My next relationship started years later with a young lady affiliated with the Apostolic group and Jah know star, ashalama shalama shalama! We had a very interesting relationship. Firstly I must say that she was hands down the sexiest woman I had ever seen! Neglecting the fact that she had more curves that the Bog Walk Gorge, while with her my eyes never strayed. I was completely satisfied with her and her happiness was my primary concern. Our entire relationship was one single conversation, that never ended. quite possibly, we were too attached to each other, but I didn’t mind. I’m not an emotional guy, a macho beast is expressed in my phenotype and genotype, but I can honestly say I was deeply in love with this one. I believed we would eventually get married as we had no significant problems. We discussed differences in religion and I must say she was coming around to the truth but wanted to avoid what she called ‘apostasy’. The most significant issue was whether to raise our children as Adventist or wrong otherwise. I was so serious about that relationship that I had a discussion with my pastor regarding my intention to marry this lady one day. That’s when I found out Seventh day Adventist pastors cannot marry interdenominational couples.
Long story extremely short, we parted for a reason that had nothing to do with religious beliefs.

I thereafter I found that most of the women I date are not Adventist and in all cases, though very brief the interactions, we never had a significant problem with beliefs. I’ve only dated a few Adventists, awesome ladies, but again they never worked.

There is the question of whether or not you and an interdenominational partner are “equally yoked”. Obviously, where beliefs are concerned you would not be, but the same may be true for a partner who is of the same denominational group! If your partner is not pulling you away from your faith in any way, there shouldn’t be much of an issue. Remember, the possibility exist that your wife or husband of the same denomination can change their beliefs post marriage.

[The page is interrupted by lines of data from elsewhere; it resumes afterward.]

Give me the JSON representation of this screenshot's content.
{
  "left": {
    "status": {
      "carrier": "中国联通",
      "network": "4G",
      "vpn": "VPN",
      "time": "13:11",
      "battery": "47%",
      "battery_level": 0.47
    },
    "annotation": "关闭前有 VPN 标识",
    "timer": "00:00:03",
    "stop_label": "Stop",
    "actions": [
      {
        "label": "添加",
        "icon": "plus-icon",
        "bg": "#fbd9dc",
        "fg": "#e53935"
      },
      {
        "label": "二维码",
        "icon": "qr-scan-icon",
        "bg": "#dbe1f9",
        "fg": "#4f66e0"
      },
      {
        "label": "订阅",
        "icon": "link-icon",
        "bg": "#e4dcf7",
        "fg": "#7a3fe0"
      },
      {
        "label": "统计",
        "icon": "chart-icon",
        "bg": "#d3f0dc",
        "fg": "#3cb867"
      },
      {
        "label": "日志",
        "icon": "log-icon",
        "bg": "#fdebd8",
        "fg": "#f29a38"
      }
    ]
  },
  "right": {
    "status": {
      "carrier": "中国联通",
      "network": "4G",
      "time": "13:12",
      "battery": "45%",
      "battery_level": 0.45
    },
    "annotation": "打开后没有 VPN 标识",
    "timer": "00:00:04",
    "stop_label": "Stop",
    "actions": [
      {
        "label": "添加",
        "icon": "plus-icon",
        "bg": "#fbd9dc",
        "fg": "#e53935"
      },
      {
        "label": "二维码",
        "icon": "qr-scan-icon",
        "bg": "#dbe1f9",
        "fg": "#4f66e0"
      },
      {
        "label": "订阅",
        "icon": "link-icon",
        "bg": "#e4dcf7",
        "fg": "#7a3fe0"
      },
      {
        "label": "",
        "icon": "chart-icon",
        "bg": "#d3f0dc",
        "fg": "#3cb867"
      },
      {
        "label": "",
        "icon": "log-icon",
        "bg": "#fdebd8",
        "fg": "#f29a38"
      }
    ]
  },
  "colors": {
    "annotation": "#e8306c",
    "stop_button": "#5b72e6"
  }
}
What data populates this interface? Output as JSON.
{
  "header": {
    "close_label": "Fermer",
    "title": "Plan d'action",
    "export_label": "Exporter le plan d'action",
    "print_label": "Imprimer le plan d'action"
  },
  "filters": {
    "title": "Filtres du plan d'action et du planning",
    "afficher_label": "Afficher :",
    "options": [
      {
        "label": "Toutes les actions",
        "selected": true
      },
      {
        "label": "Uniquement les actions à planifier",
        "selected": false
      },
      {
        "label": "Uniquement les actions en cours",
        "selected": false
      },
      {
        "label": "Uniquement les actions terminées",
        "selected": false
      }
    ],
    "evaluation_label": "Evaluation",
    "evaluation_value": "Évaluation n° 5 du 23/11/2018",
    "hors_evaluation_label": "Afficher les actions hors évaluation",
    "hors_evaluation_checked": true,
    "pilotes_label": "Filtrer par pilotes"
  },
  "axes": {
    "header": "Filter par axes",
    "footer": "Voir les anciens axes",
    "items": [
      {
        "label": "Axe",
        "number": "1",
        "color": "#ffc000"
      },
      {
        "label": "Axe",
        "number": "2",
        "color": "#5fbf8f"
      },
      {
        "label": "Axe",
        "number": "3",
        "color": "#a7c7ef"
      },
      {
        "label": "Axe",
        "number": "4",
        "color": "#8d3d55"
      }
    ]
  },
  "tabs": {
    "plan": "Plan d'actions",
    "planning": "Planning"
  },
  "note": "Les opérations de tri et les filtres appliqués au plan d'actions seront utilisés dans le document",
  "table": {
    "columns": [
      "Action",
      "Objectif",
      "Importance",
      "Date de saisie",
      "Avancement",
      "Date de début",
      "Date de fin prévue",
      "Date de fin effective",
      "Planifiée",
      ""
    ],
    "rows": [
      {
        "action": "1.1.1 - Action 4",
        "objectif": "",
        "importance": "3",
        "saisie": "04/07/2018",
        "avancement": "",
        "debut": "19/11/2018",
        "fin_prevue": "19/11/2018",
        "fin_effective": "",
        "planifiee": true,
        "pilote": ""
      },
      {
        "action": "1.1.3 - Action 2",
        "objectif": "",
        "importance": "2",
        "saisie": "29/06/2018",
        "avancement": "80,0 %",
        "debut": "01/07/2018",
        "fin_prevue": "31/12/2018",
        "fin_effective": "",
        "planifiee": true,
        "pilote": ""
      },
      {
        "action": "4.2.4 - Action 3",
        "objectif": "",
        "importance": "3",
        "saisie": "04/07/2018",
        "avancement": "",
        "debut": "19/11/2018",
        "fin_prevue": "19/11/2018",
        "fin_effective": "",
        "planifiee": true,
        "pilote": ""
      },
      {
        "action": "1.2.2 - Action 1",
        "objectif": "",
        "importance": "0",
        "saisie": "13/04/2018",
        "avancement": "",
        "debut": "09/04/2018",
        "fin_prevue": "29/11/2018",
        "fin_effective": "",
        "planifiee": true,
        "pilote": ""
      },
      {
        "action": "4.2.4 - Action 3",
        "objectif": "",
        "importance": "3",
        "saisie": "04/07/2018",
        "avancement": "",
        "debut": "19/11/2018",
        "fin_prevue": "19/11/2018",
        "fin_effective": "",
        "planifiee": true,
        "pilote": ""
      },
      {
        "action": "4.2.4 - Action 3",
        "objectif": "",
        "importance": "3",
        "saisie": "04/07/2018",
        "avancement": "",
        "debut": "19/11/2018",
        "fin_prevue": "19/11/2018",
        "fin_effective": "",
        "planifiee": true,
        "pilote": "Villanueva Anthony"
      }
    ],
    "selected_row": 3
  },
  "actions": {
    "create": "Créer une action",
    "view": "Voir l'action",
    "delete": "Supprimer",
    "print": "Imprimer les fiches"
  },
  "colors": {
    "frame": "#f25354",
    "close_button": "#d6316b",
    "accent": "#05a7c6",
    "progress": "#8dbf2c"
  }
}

Is that enough reason for an annulment?  One must consider that differences in beliefs vary even to the individual level.

Conclusion

Though variety is the spice of life, the basis of any relationship is common ground. As such it is better to be with someone with whom you share similar beliefs. My advice would be for you to aim for a relationship with an individual who shares your beliefs. However, happiness is a critical relationship trait that must be satisfied. What if no one with whom you share the same belief makes you happy? What if no one is interested or available? If happiness can only be found elsewhere and you are able to live with differences in beliefs, then by all means, pursue happiness.
An interdenominational relationship can work, but it requires more work.